Quantum Hall induced currents and the magnetoresistance of a quantum point contact

TL;DR

This study investigates quantum Hall induced currents and their impact on quantum point contact conductance, revealing correlated features at specific Landau-level fillings and differences in decay behavior, enhancing understanding of quantum Hall effects.

Contribution

It demonstrates the correlation between induced currents and QPC conductance features, and analyzes their temperature, sweep rate, and noise dependencies, providing new insights into quantum Hall phenomena.

Findings

Features in magnetic moment and resistance are correlated at specific filling factors.

Induced currents influence QPC electrostatics but are not affected by the QPC.

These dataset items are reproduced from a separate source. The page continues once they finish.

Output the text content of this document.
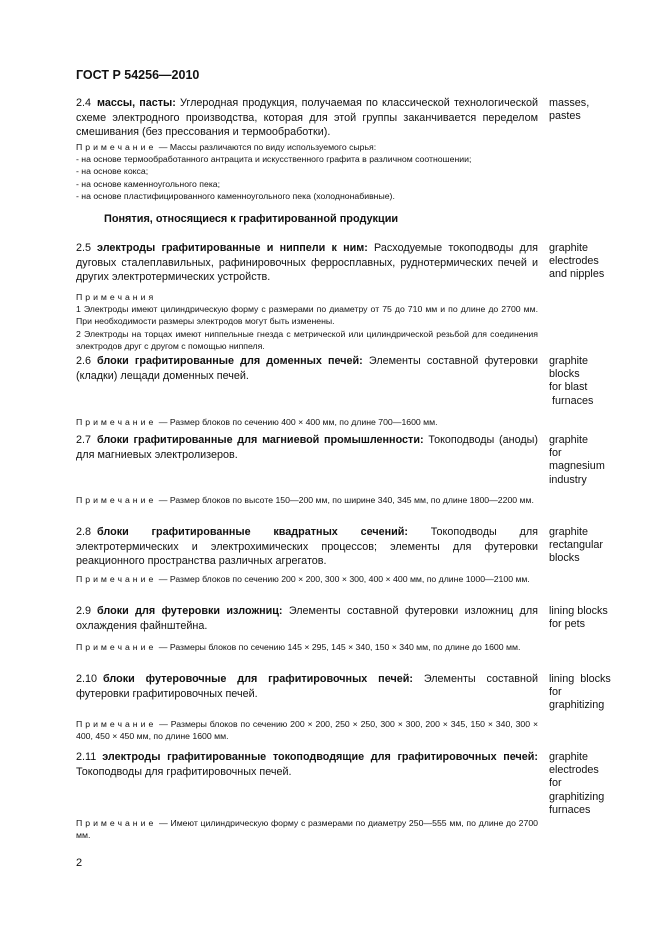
ГОСТ Р 54256—2010
2.4 массы, пасты: Углеродная продукция, получаемая по классической технологической схеме электродного производства, которая для этой группы заканчивается переделом смешивания (без прессования и термообработки).
masses,
pastes
Примечание — Массы различаются по виду используемого сырья:
- на основе термообработанного антрацита и искусственного графита в различном соотношении;
- на основе кокса;
- на основе каменноугольного пека;
- на основе пластифицированного каменноугольного пека (холоднонабивные).
Понятия, относящиеся к графитированной продукции
2.5 электроды графитированные и ниппели к ним: Расходуемые токоподводы для дуговых сталеплавильных, рафинировочных ферросплавных, руднотермических печей и других электротермических устройств.
graphite
electrodes
and nipples
Примечания
1 Электроды имеют цилиндрическую форму с размерами по диаметру от 75 до 710 мм и по длине до 2700 мм. При необходимости размеры электродов могут быть изменены.
2 Электроды на торцах имеют ниппельные гнезда с метрической или цилиндрической резьбой для соединения электродов друг с другом с помощью ниппеля.
2.6 блоки графитированные для доменных печей: Элементы составной футеровки (кладки) лещади доменных печей.
graphite
blocks
for blast
furnaces
Примечание — Размер блоков по сечению 400 × 400 мм, по длине 700—1600 мм.
2.7 блоки графитированные для магниевой промышленности: Токоподводы (аноды) для магниевых электролизеров.
graphite
for
magnesium
industry
Примечание — Размер блоков по высоте 150—200 мм, по ширине 340, 345 мм, по длине 1800—2200 мм.
2.8 блоки графитированные квадратных сечений: Токоподводы для электротермических и электрохимических процессов; элементы для футеровки реакционного пространства различных агрегатов.
graphite
rectangular
blocks
Примечание — Размер блоков по сечению 200 × 200, 300 × 300, 400 × 400 мм, по длине 1000—2100 мм.
2.9 блоки для футеровки изложниц: Элементы составной футеровки изложниц для охлаждения файнштейна.
lining blocks
for pets
Примечание — Размеры блоков по сечению 145 × 295, 145 × 340, 150 × 340 мм, по длине до 1600 мм.
2.10 блоки футеровочные для графитировочных печей: Элементы составной футеровки графитировочных печей.
lining  blocks
for
graphitizing
Примечание — Размеры блоков по сечению 200 × 200, 250 × 250, 300 × 300, 200 × 345, 150 × 340, 300 × 400, 450 × 450 мм, по длине 1600 мм.
2.11 электроды графитированные токоподводящие для графитировочных печей: Токоподводы для графитировочных печей.
graphite
electrodes
for
graphitizing
furnaces
Примечание — Имеют цилиндрическую форму с размерами по диаметру 250—555 мм, по длине до 2700 мм.
2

Decay behaviors of induced currents differ when the magnetic field is halted.

Abstract

We report an investigation of quantum Hall induced currents by simultaneous measurements of their magnetic moment and their effect on the conductance of a quantum point contact (QPC). Features in the magnetic moment and QPC resistance are correlated at Landau-level filling factors nu=1, 2 and 4, which demonstrates the common origin of the effects. Temperature and non-linear sweep rate dependences are observed to be similar for the two effects. Furthermore, features in the noise of the induced currents, caused by breakdown of the quantum Hall effect, are observed to have clear correlations between the two measurements. In contrast, there is a distinct difference in the way that the induced currents decay with time when the sweeping field halts at integer filling factor. We attribute this difference to the fact that, while both effects are sensitive to the magnitude of the induced current, the QPC resistance is also sensitive to the proximity of the current to the QPC split-gate. Although it is clearly demonstrated that induced currents affect the electrostatics of a QPC, the reverse effect, the QPC influencing the induced current, was not observed.